The best parts of my job include all the great things we do to create an amazing work culture. We genuinely value individuals and their families. We do something out-of-the-ordinary and fun at least once every month. We also have at least one big annual event. This past January we had a company-wide shopping spree where we gave everyone a $50 bill at a company meeting and the only stipulation was that you had to return a few hours later show off what you bought. It was a great time, and we do stuff like that a lot.
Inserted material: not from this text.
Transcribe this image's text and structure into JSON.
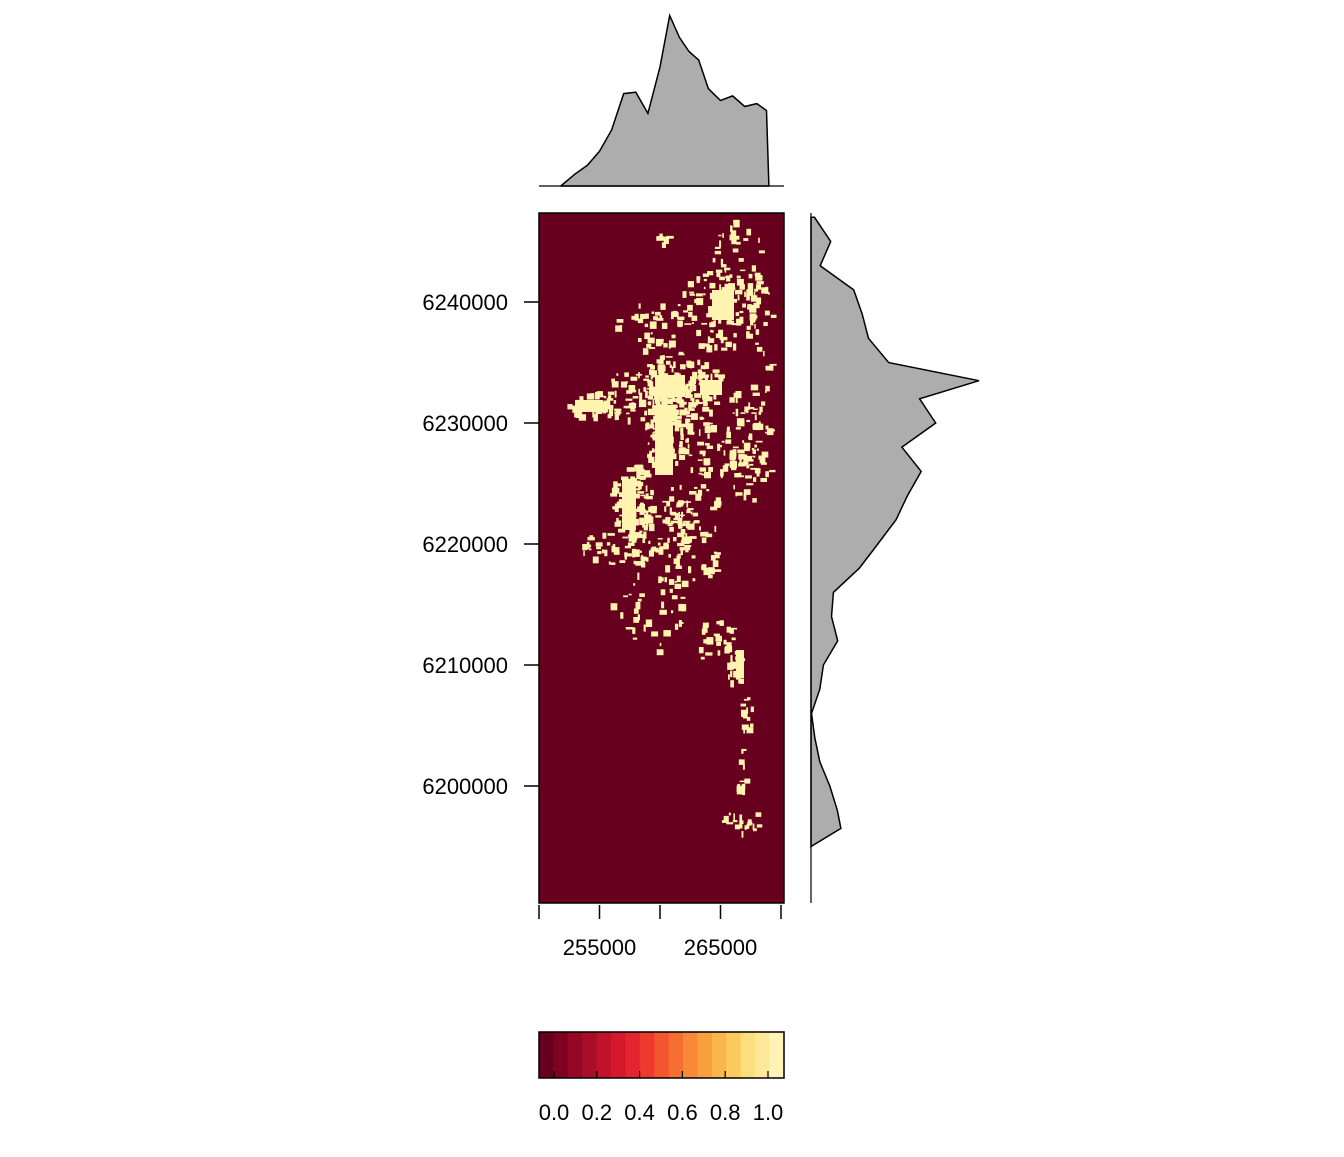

We also pay 90% of insurance costs for employees and their families to help alleviate that additional stress in people’s lives.
Thanks to Mike and his work at Beam‘s, I now want a turquoise seatbelt for my bicycle.
For those of you who aren’t related to me by blood or affection, this will be my announcement that Simon and I are moving to Norman, Oklahoma before the end of this month. We made this decision because we can no longer afford to write and eat here in Portland. So yee-haw! Oklahoma here we come. Send any tips, well-wishes, or hate mail to AinsleyDrew at gmail dot calm. And thank you for everyone who donates! It will help to cover the cost of the trip cross-country.
I would like to thank Mike Bosley, not only for allowing a not-so-conservative, tattooed, big city runt to interview him, but also for being a really sweet, helpful guy. Proof that people with different opinions on so-called large issues can still completely get along.